La fille pure fait retraite, compagne assortie du seigneur.
….
La traduction des premiers caractères est des plus
diverses selon les traducteurs et les langues, celle
retenue ici est celle de
Marcel Granet
qui, sans être techniquement parfaite, a l’avantage
de son élégance, mais aussi de sa consistance grâce
aux explications qu’il en donne dans son ouvrage de
référence « Fêtes
et chansons anciennes de la Chine ».
Marcel Granet explique qu’il s’agit d’une chanson de
gynécée, dans laquelle une épouse vertueuse se
réjouit d’avoir trouvé une fille pure pour son
époux.
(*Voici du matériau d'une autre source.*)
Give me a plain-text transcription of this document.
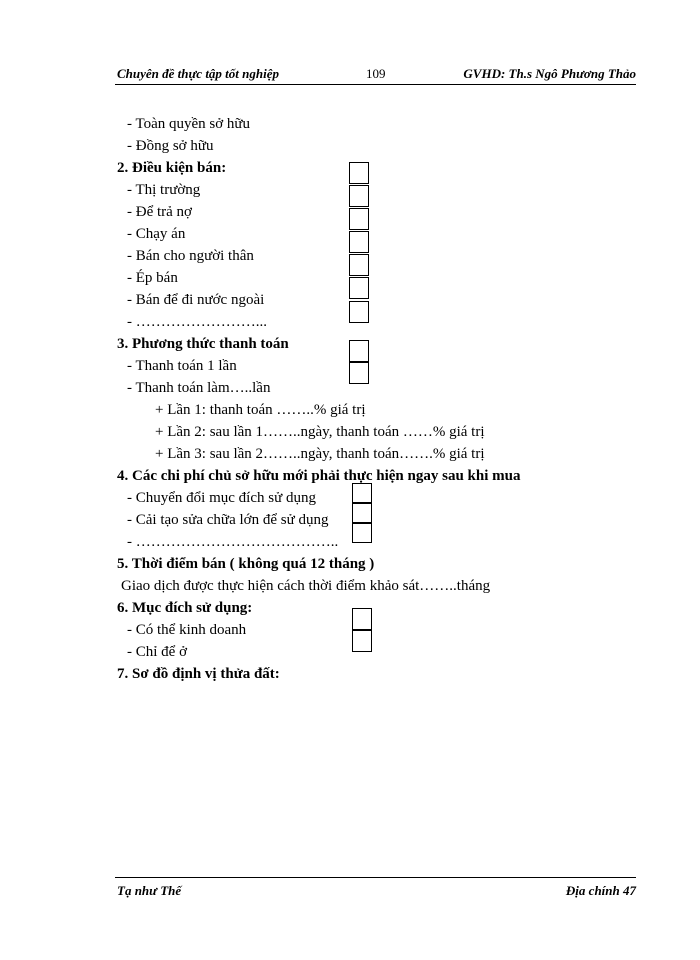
Chuyên đề thực tập tốt nghiệp	109	GVHD: Th.s Ngô Phương Thảo
- Toàn quyền sở hữu
- Đồng sở hữu
2. Điều kiện bán:
- Thị trường
- Để trả nợ
- Chạy án
- Bán cho người thân
- Ép bán
- Bán để đi nước ngoài
- ……………………...
3. Phương thức thanh toán
- Thanh toán 1 lần
- Thanh toán làm…..lần
+ Lần 1: thanh toán ……..% giá trị
+ Lần 2: sau lần 1……..ngày, thanh toán ……% giá trị
+ Lần 3: sau lần 2……..ngày, thanh toán…….% giá trị
4. Các chi phí chủ sở hữu mới phải thực hiện ngay sau khi mua
- Chuyển đổi mục đích sử dụng
- Cải tạo sửa chữa lớn để sử dụng
- …………………………………..
5. Thời điểm bán ( không quá 12 tháng )
Giao dịch được thực hiện cách thời điểm khảo sát……..tháng
6. Mục đích sử dụng:
- Có thể kinh doanh
- Chỉ để ở
7. Sơ đồ định vị thửa đất:
Tạ như Thế	Địa chính 47
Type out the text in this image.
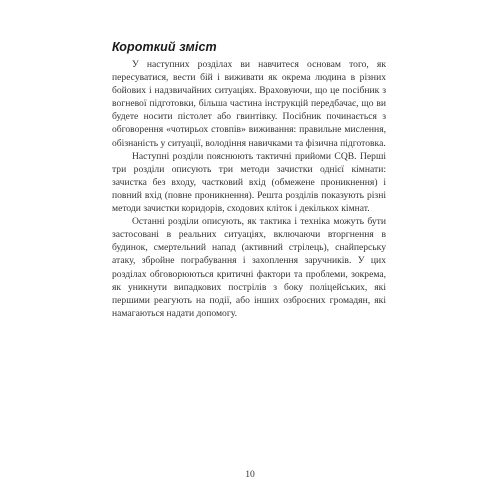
Короткий зміст

У наступних розділах ви навчитеся основам того, як пересуватися, вести бій і виживати як окрема людина в різних бойових і надзвичайних ситуаціях. Враховуючи, що це посібник з вогневої підготовки, більша частина інструкцій передбачає, що ви будете носити пістолет або гвинтівку. Посібник починається з обговорення «чотирьох стовпів» виживання: правильне мислення, обізнаність у ситуації, володіння навичками та фізична підготовка.

Наступні розділи пояснюють тактичні прийоми CQB. Перші три розділи описують три методи зачистки однієї кімнати: зачистка без входу, частковий вхід (обмежене проникнення) і повний вхід (повне проникнення). Решта розділів показують різні методи зачистки коридорів, сходових кліток і декількох кімнат.

Останні розділи описують, як тактика і техніка можуть бути застосовані в реальних ситуаціях, включаючи вторгнення в будинок, смертельний напад (активний стрілець), снайперську атаку, збройне пограбування і захоплення заручників. У цих розділах обговорюються критичні фактори та проблеми, зокрема, як уникнути випадкових пострілів з боку поліцейських, які першими реагують на події, або інших озброєних громадян, які намагаються надати допомогу.

10
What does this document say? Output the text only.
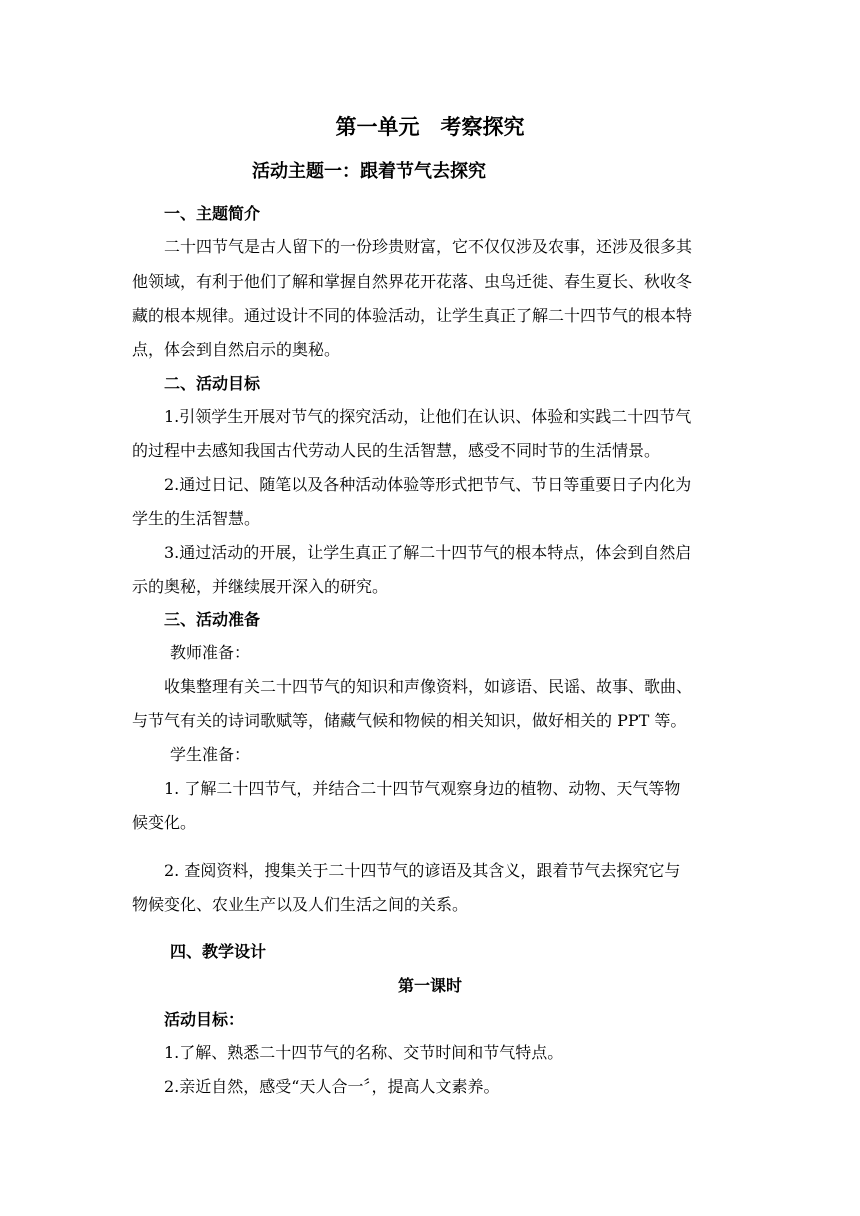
第一单元　考察探究
活动主题一：跟着节气去探究
一、主题简介
二十四节气是古人留下的一份珍贵财富，它不仅仅涉及农事，还涉及很多其
他领域，有利于他们了解和掌握自然界花开花落、虫鸟迁徙、春生夏长、秋收冬
藏的根本规律。通过设计不同的体验活动，让学生真正了解二十四节气的根本特
点，体会到自然启示的奥秘。
二、活动目标
1.引领学生开展对节气的探究活动，让他们在认识、体验和实践二十四节气
的过程中去感知我国古代劳动人民的生活智慧，感受不同时节的生活情景。
2.通过日记、随笔以及各种活动体验等形式把节气、节日等重要日子内化为
学生的生活智慧。
3.通过活动的开展，让学生真正了解二十四节气的根本特点，体会到自然启
示的奥秘，并继续展开深入的研究。
三、活动准备
教师准备：
收集整理有关二十四节气的知识和声像资料，如谚语、民谣、故事、歌曲、
与节气有关的诗词歌赋等，储藏气候和物候的相关知识，做好相关的 PPT 等。
学生准备：
1. 了解二十四节气，并结合二十四节气观察身边的植物、动物、天气等物
候变化。
2. 查阅资料，搜集关于二十四节气的谚语及其含义，跟着节气去探究它与
物候变化、农业生产以及人们生活之间的关系。
四、教学设计
第一课时
活动目标：
1.了解、熟悉二十四节气的名称、交节时间和节气特点。
2.亲近自然，感受“天人合一〞，提高人文素养。
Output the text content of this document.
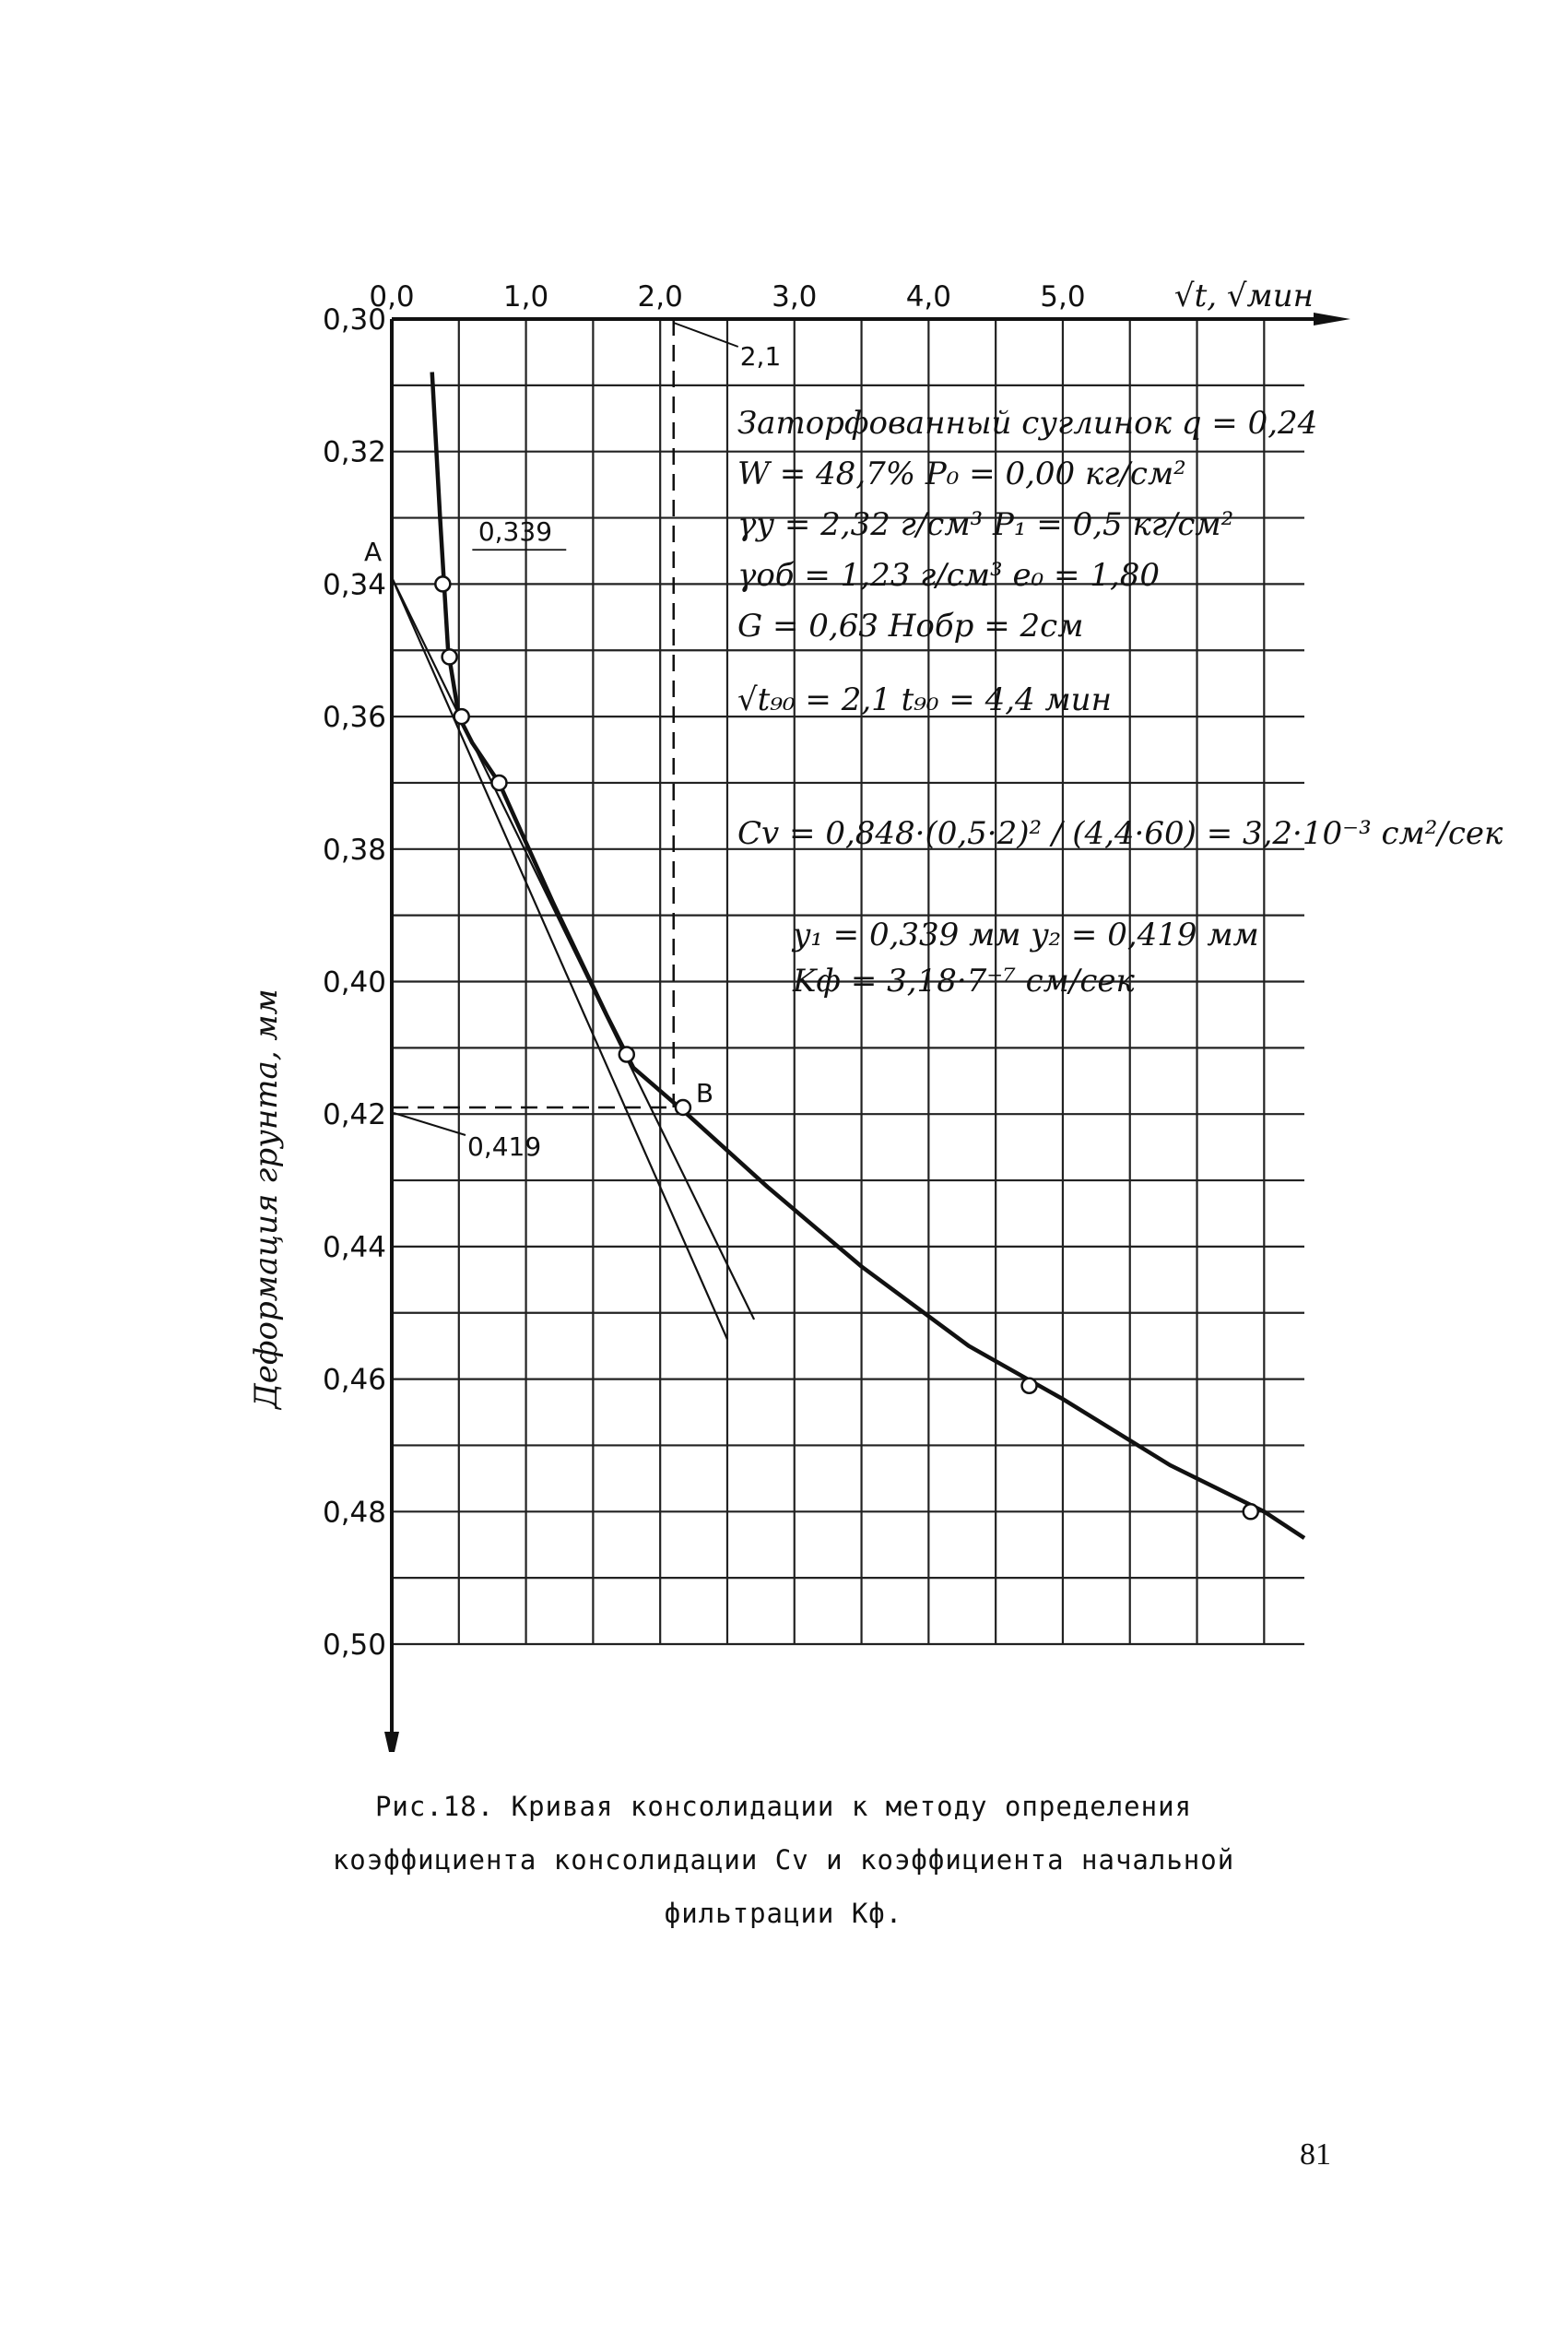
2,1
0,419
0,339
0,0	1,0	2,0	3,0	4,0	5,0
0,30
0,32
0,34
0,36
0,38
0,40
0,42
0,44
0,46
0,48
0,50
√t, √мин
Деформация грунта, мм
A
B
Заторфованный суглинок q = 0,24
W = 48,7% P₀ = 0,00 кг/см²
γу = 2,32 г/см³ P₁ = 0,5 кг/см²
γоб = 1,23 г/см³ e₀ = 1,80
G = 0,63 Hобр = 2см
√t₉₀ = 2,1 t₉₀ = 4,4 мин
Cv = 0,848·(0,5·2)² / (4,4·60) = 3,2·10⁻³ см²/сек
y₁ = 0,339 мм y₂ = 0,419 мм
Kф = 3,18·7⁻⁷ см/сек
Рис.18. Кривая консолидации к методу определения
коэффициента консолидации Cv и коэффициента начальной
фильтрации Kф.
81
Granet cite divers commentateurs, dont les
principaux de l’époque des Han, Zheng Xuan (郑玄)
et l’un des deux frères Mao, Mao Chang (毛苌),
plus Kong Yingda (孔颖达)
pour la période Tang (début du 7e
siècle). Tous sont des confucéens, leurs
commentaires allant dans le sens d’une
interprétation moralisatrice traditionnelle de la
poésie.
Granet part du commentaire de Mao Chang sur le cri
des mouettes : Guānguān représente les cris
alternés des mouettes,
mâle et femelle, qui se répondent – l‘épouse ayant la vertu
des mouettes qui crient à l’unisson.
Puis Granet offre un résumé du commentaire de Zheng Xuan,
auxquels il ajoute quelques notes entre parenthèses pour
clarifier le sens :
… dans cette pièce, (la reine) se réjouit d’avoir trouvé une
fille pure pour son seigneur. Elle s’afflige d’avoir à envoyer
auprès (du prince) cette fille pleine de vertus (au lieu d’y
aller elle-même). Elle ne veut cependant pas se servir avec des
intentions débauchées de sa (propre) beauté. Elle s’afflige de
la retraite (où elle est réduite) et pense (avec envie) à la
fille pleine de vertus et de talents (qui va la remplacer), mais
elle n’a pas l’intention de porter tort à ce qui est bon (à
savoir : cette fille). Tel est le sens des mouettes.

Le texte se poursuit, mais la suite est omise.